Comments on Commentary

Some rabbis have suggested that the Genesis 5:3 statement that Seth was in “Adam’s likeness: hints at Genesis 6’s world of weird angel/hybrid creatures.

Adam himself is TECHNICALLY not “just a human,” being born of dirt and spirit.

ויולד בדמותו כצלמו, “he begot a son in his likeness in his image;” the emphasis on this is to show us that anything he begot during the previous 129 years were only creatures that did not reflect his likeness or image, i.e. disembodied spirits, mostly מזיקים, injurious, destructive spirits. (Compare 3,20)
Chizkuni on Genesis 5:3

BUT.

Other rabbis in the Midrash have said that being “in Adam’s likeness” meant that he was… born circumcised.

He was righteous (Gen. 6:9). This suggests that he was one of the seven men born circumcised. Adam and his son Seth were born circumcised, as it is written: He begot a son in his own likeness after his image, and he called him Seth (Gen. 5:3).
Midrash Tanchuma on Genesis 5:3

Which is, by the way, NOT ANY WEIRDER THAN ANGEL/HUMAN MONSTER BABIES.

So, always take commentary with a grain of salt. Even mine.

Divine Parables

If you believe in divine parables, you may believe that God took humanity’s own stories of creation and led his people to change those stories by overwriting them with God’s own name, just like King David took Canaanite songs and swapped the names of the gods to “convert” it for his people.

I say this because many of the “mythical” stories (Creation, the angels/human hybrids, the flood) all exist in other ancient cultures, and there’s no reason God could not have said “this is something you believe to be true, but I’m going to change it so you can know who I am.”

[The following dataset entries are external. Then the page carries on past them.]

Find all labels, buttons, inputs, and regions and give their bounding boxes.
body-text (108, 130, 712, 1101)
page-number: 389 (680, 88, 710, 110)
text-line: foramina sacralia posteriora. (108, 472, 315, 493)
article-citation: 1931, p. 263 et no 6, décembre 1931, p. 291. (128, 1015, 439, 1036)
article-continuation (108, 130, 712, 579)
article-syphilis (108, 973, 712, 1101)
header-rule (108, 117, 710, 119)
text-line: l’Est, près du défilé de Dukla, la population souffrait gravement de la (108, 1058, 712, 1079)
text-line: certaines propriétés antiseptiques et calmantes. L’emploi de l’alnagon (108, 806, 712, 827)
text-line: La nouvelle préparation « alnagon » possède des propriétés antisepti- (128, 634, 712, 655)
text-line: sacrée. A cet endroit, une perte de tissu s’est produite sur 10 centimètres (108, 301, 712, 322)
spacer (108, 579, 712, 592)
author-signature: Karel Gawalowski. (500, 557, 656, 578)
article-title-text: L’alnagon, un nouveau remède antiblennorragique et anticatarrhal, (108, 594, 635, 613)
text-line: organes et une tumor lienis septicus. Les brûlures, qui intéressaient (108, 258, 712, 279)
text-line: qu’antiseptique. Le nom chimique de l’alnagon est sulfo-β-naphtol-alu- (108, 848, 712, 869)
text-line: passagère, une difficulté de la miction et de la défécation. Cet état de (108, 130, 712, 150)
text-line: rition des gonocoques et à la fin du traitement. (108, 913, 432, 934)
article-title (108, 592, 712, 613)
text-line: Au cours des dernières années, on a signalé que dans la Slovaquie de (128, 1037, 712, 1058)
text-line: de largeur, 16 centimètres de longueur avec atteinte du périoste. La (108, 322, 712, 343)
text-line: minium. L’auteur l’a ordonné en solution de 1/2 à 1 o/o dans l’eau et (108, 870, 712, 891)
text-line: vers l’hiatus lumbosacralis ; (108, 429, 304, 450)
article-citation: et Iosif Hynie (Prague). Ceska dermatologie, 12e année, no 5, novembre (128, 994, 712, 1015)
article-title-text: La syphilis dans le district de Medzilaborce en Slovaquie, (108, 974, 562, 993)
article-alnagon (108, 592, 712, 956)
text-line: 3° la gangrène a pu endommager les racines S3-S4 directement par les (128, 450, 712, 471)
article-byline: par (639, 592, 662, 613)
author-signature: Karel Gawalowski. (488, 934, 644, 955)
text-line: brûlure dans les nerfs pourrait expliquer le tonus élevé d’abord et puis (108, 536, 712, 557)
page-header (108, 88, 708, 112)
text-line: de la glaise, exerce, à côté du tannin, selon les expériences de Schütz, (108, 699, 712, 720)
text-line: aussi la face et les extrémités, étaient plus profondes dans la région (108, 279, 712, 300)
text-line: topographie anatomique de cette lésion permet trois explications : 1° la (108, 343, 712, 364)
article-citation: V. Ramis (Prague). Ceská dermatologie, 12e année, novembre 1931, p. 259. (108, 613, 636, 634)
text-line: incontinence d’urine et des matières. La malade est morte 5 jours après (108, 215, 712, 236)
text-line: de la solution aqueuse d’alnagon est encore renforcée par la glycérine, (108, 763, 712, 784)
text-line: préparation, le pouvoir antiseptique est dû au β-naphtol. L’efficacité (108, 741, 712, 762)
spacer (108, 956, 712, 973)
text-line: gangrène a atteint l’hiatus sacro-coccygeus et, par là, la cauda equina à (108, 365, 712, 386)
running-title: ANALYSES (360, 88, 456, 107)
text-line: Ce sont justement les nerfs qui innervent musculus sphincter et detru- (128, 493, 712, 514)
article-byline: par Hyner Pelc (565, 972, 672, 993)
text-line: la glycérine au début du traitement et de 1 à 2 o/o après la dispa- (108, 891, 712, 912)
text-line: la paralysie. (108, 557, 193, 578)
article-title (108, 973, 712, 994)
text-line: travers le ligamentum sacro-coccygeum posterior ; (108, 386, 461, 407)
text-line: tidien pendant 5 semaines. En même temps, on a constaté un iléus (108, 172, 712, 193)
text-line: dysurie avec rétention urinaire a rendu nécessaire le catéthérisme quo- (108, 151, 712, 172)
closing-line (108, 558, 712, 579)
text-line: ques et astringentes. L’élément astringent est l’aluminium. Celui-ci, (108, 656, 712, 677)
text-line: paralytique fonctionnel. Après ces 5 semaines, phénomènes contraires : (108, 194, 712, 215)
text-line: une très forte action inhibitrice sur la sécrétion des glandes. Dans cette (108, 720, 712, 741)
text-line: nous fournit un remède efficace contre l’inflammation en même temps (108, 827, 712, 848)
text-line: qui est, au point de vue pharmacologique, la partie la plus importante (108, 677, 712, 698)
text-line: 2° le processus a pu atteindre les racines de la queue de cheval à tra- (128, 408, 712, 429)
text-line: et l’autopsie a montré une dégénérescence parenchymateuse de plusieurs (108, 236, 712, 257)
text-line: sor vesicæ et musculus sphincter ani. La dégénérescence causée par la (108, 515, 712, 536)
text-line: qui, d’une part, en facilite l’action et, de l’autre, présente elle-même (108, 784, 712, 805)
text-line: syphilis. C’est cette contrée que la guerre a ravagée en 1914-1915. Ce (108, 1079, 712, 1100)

Paul did this same thing with shrine of the “unknown God” of the people of Athens in Acts 17.

God is perfectly capable of taking our myths and converting them into stories about Himself, and quite frankly, this is far more interesting to me than an “accurate” story that lacks a theological message.

There’s something special about taking our misbeliefs about the world, and having God show us that he is greater than the stories we believe.

“You believe monsters? Well God beat all those monsters!”

God uses our stories to reveal himself. That seems more personal… and more powerful.

A Hint of the Nephilim

When Adam had lived 130 years, he fathered a son in his own likeness, according to his image, and named him Seth.
Genesis 5:3 (NASB)

Genesis 5 says his image about Seth, and nobody else.

The Rabbis wondered about this and suggest that Adam and Eve may have had other offspring after Cain and Abel, before Seth. These offspring were… different. Not like Adam. Something monstrous.

This points to the Nephilim in Genesis 6.